ArrayField extends Field with array operation methods. These methods update field data and also transpose child field state so child order stays aligned with array data.
const users = form.createArrayField({
name: 'users',
})
users.push({ name: 'Alice' })
users.insert(0, { name: 'Bob' })
users.move(0, 1)
users.remove(0)Common methods:
| Method | Description |
|---|---|
push() / pop() | Add / remove from the end |
insert() / remove() | Add / remove at a specific index |
move() / moveUp() / moveDown() | Move array items |
unshift() / shift() | Add / remove from the start |
ObjectField
For detailed APIs, see ObjectField API.
ObjectField extends Field and is useful when object properties need to be added or removed dynamically.

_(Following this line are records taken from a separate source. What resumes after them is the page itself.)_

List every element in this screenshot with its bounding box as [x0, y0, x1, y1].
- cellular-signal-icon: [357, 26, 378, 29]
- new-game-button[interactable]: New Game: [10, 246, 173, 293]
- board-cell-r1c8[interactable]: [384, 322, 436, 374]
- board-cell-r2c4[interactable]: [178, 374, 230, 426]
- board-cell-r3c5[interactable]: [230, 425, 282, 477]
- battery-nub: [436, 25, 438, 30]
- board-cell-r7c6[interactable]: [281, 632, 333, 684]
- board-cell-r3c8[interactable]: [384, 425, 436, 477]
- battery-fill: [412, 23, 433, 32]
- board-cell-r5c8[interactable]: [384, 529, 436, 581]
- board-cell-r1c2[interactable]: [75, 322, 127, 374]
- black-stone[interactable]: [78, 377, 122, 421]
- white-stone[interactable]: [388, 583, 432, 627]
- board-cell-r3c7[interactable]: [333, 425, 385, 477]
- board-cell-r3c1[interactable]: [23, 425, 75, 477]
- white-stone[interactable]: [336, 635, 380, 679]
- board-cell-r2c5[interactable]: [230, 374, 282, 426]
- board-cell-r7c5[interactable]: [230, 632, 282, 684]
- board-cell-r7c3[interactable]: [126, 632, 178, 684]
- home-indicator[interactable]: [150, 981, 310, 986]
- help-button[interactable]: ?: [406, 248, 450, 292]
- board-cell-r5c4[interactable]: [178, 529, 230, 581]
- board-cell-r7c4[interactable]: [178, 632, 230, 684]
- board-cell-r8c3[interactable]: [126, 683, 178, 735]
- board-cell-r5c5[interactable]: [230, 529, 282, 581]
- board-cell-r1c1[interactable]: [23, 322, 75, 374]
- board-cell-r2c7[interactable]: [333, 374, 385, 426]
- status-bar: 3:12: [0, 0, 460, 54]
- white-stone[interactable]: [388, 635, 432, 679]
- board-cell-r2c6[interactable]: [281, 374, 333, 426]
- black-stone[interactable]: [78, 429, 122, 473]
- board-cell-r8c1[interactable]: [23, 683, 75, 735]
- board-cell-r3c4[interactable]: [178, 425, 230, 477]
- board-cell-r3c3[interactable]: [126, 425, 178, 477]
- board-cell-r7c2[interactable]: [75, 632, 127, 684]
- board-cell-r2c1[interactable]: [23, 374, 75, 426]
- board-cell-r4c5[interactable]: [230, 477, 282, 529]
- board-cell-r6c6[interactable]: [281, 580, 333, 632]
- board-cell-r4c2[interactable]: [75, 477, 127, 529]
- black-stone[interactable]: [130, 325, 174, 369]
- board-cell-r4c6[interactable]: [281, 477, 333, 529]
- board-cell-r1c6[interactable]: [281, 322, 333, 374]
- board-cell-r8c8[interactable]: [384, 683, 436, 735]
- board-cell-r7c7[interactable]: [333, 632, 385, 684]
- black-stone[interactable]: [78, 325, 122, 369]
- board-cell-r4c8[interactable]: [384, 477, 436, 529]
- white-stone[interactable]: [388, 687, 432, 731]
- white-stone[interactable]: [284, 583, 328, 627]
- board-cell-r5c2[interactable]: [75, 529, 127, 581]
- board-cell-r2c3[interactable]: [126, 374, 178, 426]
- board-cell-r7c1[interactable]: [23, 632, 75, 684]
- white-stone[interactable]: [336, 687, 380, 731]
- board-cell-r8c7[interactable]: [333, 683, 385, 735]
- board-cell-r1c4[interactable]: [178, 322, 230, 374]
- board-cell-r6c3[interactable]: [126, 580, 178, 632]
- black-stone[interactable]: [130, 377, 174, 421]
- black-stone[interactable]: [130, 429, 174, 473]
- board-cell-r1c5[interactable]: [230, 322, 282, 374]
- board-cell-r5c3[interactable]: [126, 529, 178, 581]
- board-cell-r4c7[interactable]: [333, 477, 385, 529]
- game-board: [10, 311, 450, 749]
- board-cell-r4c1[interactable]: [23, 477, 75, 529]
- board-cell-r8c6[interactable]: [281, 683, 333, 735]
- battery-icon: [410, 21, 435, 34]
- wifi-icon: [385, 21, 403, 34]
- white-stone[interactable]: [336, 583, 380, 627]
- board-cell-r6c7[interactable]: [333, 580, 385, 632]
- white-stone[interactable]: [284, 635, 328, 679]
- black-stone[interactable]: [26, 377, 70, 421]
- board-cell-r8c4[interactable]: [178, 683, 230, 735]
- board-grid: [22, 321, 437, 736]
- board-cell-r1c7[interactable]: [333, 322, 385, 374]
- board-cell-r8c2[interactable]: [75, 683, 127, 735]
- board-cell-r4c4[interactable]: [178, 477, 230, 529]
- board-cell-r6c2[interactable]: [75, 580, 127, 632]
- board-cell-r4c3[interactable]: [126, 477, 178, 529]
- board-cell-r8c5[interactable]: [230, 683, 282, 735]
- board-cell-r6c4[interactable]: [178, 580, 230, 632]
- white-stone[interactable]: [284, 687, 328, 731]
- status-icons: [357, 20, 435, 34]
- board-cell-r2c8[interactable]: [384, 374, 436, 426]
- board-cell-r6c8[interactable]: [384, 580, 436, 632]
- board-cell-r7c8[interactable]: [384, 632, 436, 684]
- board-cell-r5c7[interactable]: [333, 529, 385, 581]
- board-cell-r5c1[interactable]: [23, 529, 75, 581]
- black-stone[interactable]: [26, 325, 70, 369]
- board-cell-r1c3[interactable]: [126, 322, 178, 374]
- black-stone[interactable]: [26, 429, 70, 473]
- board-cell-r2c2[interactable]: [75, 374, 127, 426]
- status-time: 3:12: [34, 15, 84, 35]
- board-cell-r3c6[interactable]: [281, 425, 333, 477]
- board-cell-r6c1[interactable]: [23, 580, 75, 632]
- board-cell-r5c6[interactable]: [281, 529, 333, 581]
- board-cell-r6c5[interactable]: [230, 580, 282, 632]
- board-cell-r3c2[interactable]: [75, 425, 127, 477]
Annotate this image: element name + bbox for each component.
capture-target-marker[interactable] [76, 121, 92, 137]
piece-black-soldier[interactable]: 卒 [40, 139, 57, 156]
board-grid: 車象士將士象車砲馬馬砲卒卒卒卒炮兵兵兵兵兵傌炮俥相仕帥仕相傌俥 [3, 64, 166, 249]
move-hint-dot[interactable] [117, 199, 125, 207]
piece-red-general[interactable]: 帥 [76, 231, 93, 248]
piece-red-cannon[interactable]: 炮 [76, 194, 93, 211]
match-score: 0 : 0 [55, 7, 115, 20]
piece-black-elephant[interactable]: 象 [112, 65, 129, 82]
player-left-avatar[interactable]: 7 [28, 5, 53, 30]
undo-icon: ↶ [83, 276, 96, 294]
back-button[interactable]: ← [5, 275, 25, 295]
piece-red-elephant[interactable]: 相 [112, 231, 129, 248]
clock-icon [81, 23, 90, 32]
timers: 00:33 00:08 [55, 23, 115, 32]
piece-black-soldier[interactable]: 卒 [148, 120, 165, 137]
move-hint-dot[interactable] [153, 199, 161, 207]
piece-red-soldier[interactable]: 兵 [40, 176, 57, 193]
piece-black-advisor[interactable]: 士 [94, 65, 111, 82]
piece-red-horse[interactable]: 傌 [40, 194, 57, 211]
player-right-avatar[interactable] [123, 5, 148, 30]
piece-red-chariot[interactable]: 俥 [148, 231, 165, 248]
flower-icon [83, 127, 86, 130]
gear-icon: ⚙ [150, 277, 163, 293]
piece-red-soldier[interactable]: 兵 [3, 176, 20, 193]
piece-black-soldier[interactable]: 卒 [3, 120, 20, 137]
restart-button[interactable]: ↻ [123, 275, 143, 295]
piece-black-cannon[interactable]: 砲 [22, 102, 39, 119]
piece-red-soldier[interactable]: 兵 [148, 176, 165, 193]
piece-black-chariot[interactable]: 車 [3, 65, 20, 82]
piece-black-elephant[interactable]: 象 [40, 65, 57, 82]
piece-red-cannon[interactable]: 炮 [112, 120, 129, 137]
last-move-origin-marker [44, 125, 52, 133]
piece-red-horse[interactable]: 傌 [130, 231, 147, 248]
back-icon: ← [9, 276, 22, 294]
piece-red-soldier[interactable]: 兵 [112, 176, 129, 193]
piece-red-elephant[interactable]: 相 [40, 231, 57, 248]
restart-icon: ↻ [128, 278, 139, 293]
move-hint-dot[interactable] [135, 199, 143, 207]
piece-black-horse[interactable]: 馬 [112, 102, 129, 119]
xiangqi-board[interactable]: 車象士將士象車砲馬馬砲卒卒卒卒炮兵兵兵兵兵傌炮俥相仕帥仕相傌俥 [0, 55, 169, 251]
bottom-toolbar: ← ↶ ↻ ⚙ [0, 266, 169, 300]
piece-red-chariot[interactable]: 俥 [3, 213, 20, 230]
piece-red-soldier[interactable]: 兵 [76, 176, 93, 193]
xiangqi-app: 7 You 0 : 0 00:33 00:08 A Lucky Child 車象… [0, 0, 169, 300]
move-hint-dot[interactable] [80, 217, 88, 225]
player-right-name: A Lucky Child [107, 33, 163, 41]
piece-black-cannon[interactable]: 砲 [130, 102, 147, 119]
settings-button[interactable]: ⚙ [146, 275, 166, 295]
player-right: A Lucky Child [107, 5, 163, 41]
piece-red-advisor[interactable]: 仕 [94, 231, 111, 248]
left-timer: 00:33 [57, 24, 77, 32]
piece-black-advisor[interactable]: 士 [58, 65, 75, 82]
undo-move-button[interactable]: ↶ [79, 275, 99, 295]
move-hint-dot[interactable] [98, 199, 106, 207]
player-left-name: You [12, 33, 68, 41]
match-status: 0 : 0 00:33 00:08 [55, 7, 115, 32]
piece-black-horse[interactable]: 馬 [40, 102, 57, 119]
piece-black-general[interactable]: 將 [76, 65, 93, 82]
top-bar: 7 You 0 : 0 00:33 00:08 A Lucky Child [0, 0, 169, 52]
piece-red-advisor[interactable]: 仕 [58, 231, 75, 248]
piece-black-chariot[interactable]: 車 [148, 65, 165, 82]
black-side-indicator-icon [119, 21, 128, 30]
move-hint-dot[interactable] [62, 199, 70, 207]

const profile = form.createObjectField({
name: 'profile',
})
profile.addProperty('nickname', 'Silver')
profile.removeProperty('nickname')If the object shape is fixed, storing an object value in a normal Field is also fine.
VoidField
For detailed APIs, see VoidField API.
VoidField is a virtual data field used mainly for UI structure. It has an address and its own path, but it does not insert itself into child data field paths.
form.createVoidField({
name: 'layout',
component: [LayoutComponent],
})
form.createField({
name: 'layout.username',
})In this example, layout.username has address layout.username, but the data field path is username. See Path System for the full explanation.